Il «buon ladrone» intuisce che «l’impotenza di Gesù a salvarsi da sé non contraddice la sua messianicità ma, misteriosamente, ne dispiega la forma più propria e nuova. L’innocente è il Messia che dispone di sé e la cui potenza va oltre la morte in quanto invoca perdono per i suoi stessi uccisori. Gesù ha inaugurato il suo Regno e la venuta potente di quello stesso Regno inizia a manifestarsi appieno nella croce. Il legno dell’infamia diventa trono di misericordia. “Padre, perdona loro, infatti non sanno quello che fanno!” (23,34)» (pp. 119-120).

Il buon ladrone è l’unico nel Vangelo a chiamare Gesù con il suo solo semplice nome, e lo fa con continuità (il verbo che contiene la richiesta è all’imperfetto). «La fede di quest’uomo è domandare salvezza a un condannato che non salva nemmeno sé stesso», annota Crimella (p. 121).

Egli ragiona così: «Sì, Gesù: se tu invochi il Padre per i tuoi nemici, allora, posso invocarti anch’io, malfattore concrocifisso con te! Proprio perché perdoni loro, allora puoi salvare anche noi!» (ivi). La relazione personale con Gesù si precisa come un luogo paradisiaco, e l’«oggi» non è semplicemente temporale, ma momento escatologico di salvezza. La salvezza è offerta gratuitamente.

Secondo Crimella, Luca non rappresenta solo due personaggi contrapposti, ma li mostra come «un’unica figura complessa, che consente di costruire un cammino di fede completo, attraverso due diverse reazioni all’incontro con Cristo crocifisso: prima imprecando nella ribellione, ma infine invocandolo nella conversione» (p. 123).
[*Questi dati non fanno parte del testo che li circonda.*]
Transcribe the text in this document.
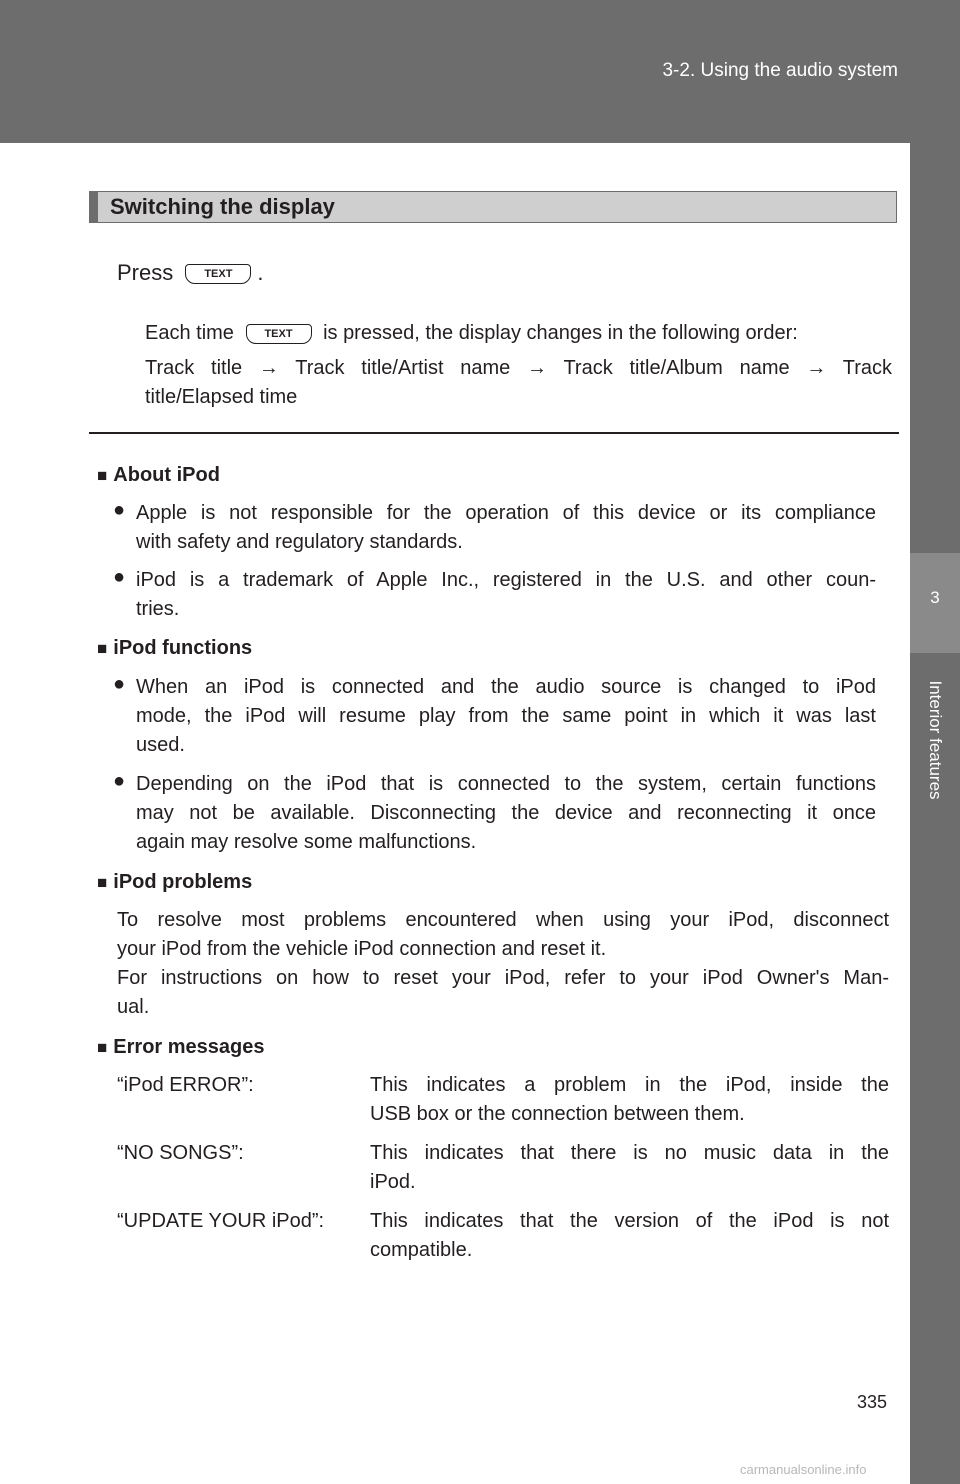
3-2. Using the audio system
3
Interior features
Switching the display
Press	TEXT .
Each time	TEXT is pressed, the display changes in the following order:
Track title → Track title/Artist name → Track title/Album name → Track
title/Elapsed time
■ About iPod
● Apple is not responsible for the operation of this device or its compliance
with safety and regulatory standards.
● iPod is a trademark of Apple Inc., registered in the U.S. and other coun-
tries.
■ iPod functions
● When an iPod is connected and the audio source is changed to iPod
mode, the iPod will resume play from the same point in which it was last
used.
● Depending on the iPod that is connected to the system, certain functions
may not be available. Disconnecting the device and reconnecting it once
again may resolve some malfunctions.
■ iPod problems
To resolve most problems encountered when using your iPod, disconnect
your iPod from the vehicle iPod connection and reset it.
For instructions on how to reset your iPod, refer to your iPod Owner's Man-
ual.
■ Error messages
“iPod ERROR”:	This indicates a problem in the iPod, inside the
USB box or the connection between them.
“NO SONGS”:	This indicates that there is no music data in the
iPod.
“UPDATE YOUR iPod”: This indicates that the version of the iPod is not
compatible.
335
carmanualsonline.info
I due concrocifissi con Gesù non sono due malfattori contrapposti, ma rappresentano un itinerario dalla ribellione impenitente che urla con blasphemia la propria rabbia al presunto Messia che suscita repulsione e disprezzo (cf. Is 52,2b-3) a uno sguardo che cambia e in quelle sofferenze intravede una misteriosa causa di salvezza (cf. Is 53,4-5). Dal sarcasmo si passa all’affidamento.
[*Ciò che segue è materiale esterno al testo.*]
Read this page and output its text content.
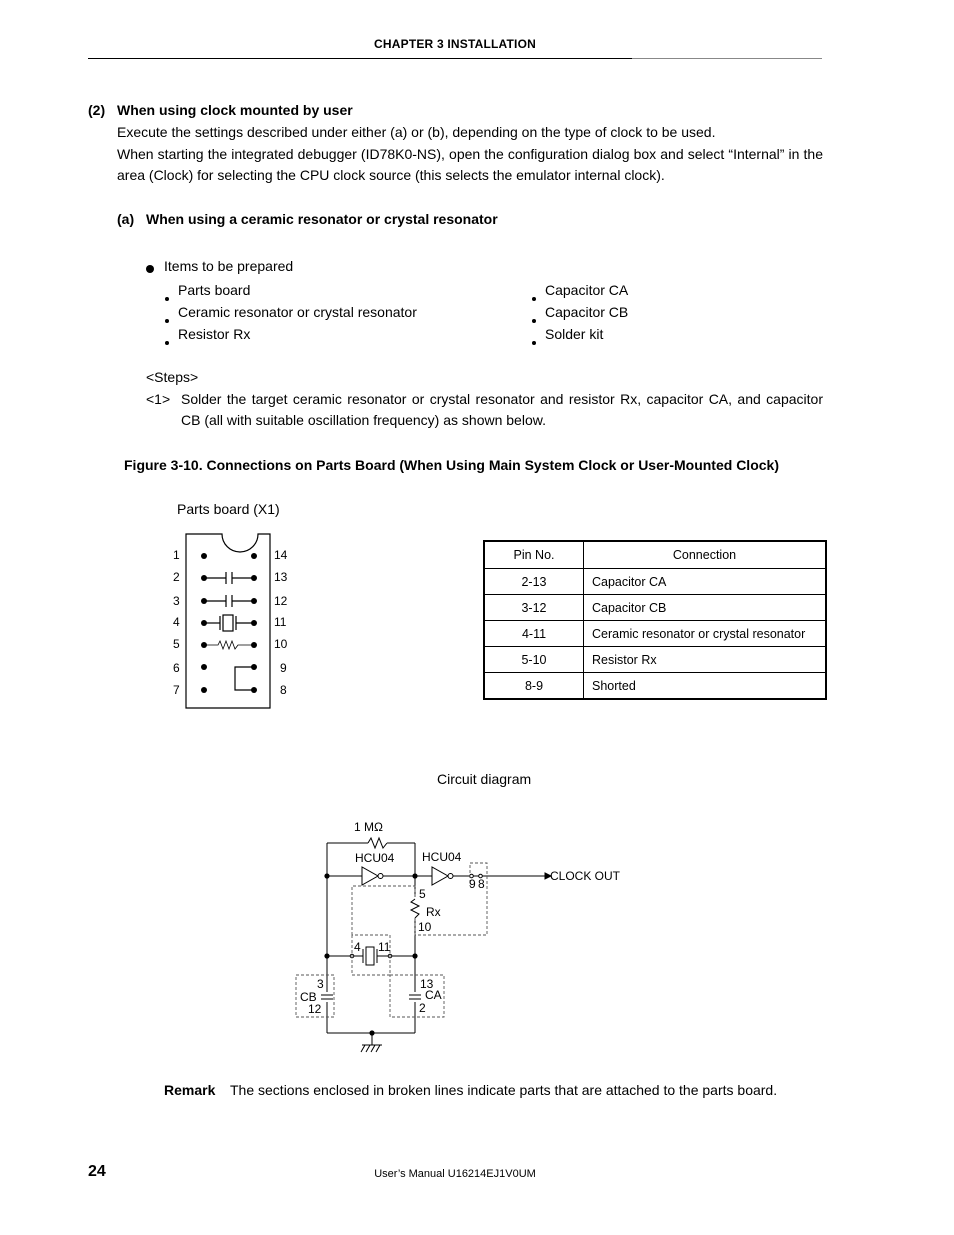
CHAPTER 3 INSTALLATION
(2) When using clock mounted by user
Execute the settings described under either (a) or (b), depending on the type of clock to be used.
When starting the integrated debugger (ID78K0-NS), open the configuration dialog box and select “Internal” in the area (Clock) for selecting the CPU clock source (this selects the emulator internal clock).
(a) When using a ceramic resonator or crystal resonator
Items to be prepared
Parts board
Ceramic resonator or crystal resonator
Resistor Rx
Capacitor CA
Capacitor CB
Solder kit
<Steps>
<1> Solder the target ceramic resonator or crystal resonator and resistor Rx, capacitor CA, and capacitor CB (all with suitable oscillation frequency) as shown below.
Figure 3-10. Connections on Parts Board (When Using Main System Clock or User-Mounted Clock)
Parts board (X1)
1
2
3
4
5
6
7
14
13
12
11
10
9
8
Pin No.	Connection
2-13	Capacitor CA
3-12	Capacitor CB
4-11	Ceramic resonator or crystal resonator
5-10	Resistor Rx
8-9	Shorted
Circuit diagram
1 MΩ
HCU04 HCU04
CLOCK OUT
9 8
5
Rx
10
4 11
3
CB
12
13
CA
2
Remark The sections enclosed in broken lines indicate parts that are attached to the parts board.
24	User’s Manual U16214EJ1V0UM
In questo momento Gesù raggiunge la più profonda comunione coi peccatori, con la distanza da Dio. Gesù si è fatto peccato. Il punto più basso dell’incarnazione è insieme il punto più alto dell’amore. Gesù ha assunto nella sua carne il peccato, è entrato in comunione col rifiuto di Dio, con la seconda morte.

«Solo la coscienza di essere peccatori bisognosi di misericordia apre le porte del paradiso, nella beatitudine perfetta in comunione con Dio. La coscienza di essere perdonati ben al di là del nostro merito ci permette di vivere già qui la gioia delle beatitudini» (p. 126).

Il volume di Crimella è un prezioso aiuto per la lectio su alcune pagine decisive del Vangelo di Luca, Vangelo che rivela pienamente il volto del Dio di Gesù, un Dio di misericordia che risolve positivamente le situazioni complesse dell’uomo confrontato non solo con un’altra realtà che gli sta di fronte, ma coinvolto in realtà in un triangolo drammatico di salvezza.

settimanananews.it

Meditazioni Via Crucis: nella morte di Gesù, l’amore di Dio per l’umanità

Le meditazioni della Via Crucis del Venerdì Santo, che sarà presieduta dal Papa al Colosseo, non sono state scritte nelle 14 tradizionali stazioni. L’autrice, la biblista francese Anne-Marie Pelletier, le ha sviluppate tentando di spiegare l’estremo dell’amore di Dio che muore sulla Croce per sconfiggere il male e descrivendo i gesti di alcuni personaggi che figurano nella Passione. Nei temi affrontati risuonano le voci di Caterina da Siena e dell’ebrea Etty Hillesum, del teologo ortodosso Christos Yannaras e di Dietrich Bonhoeffer.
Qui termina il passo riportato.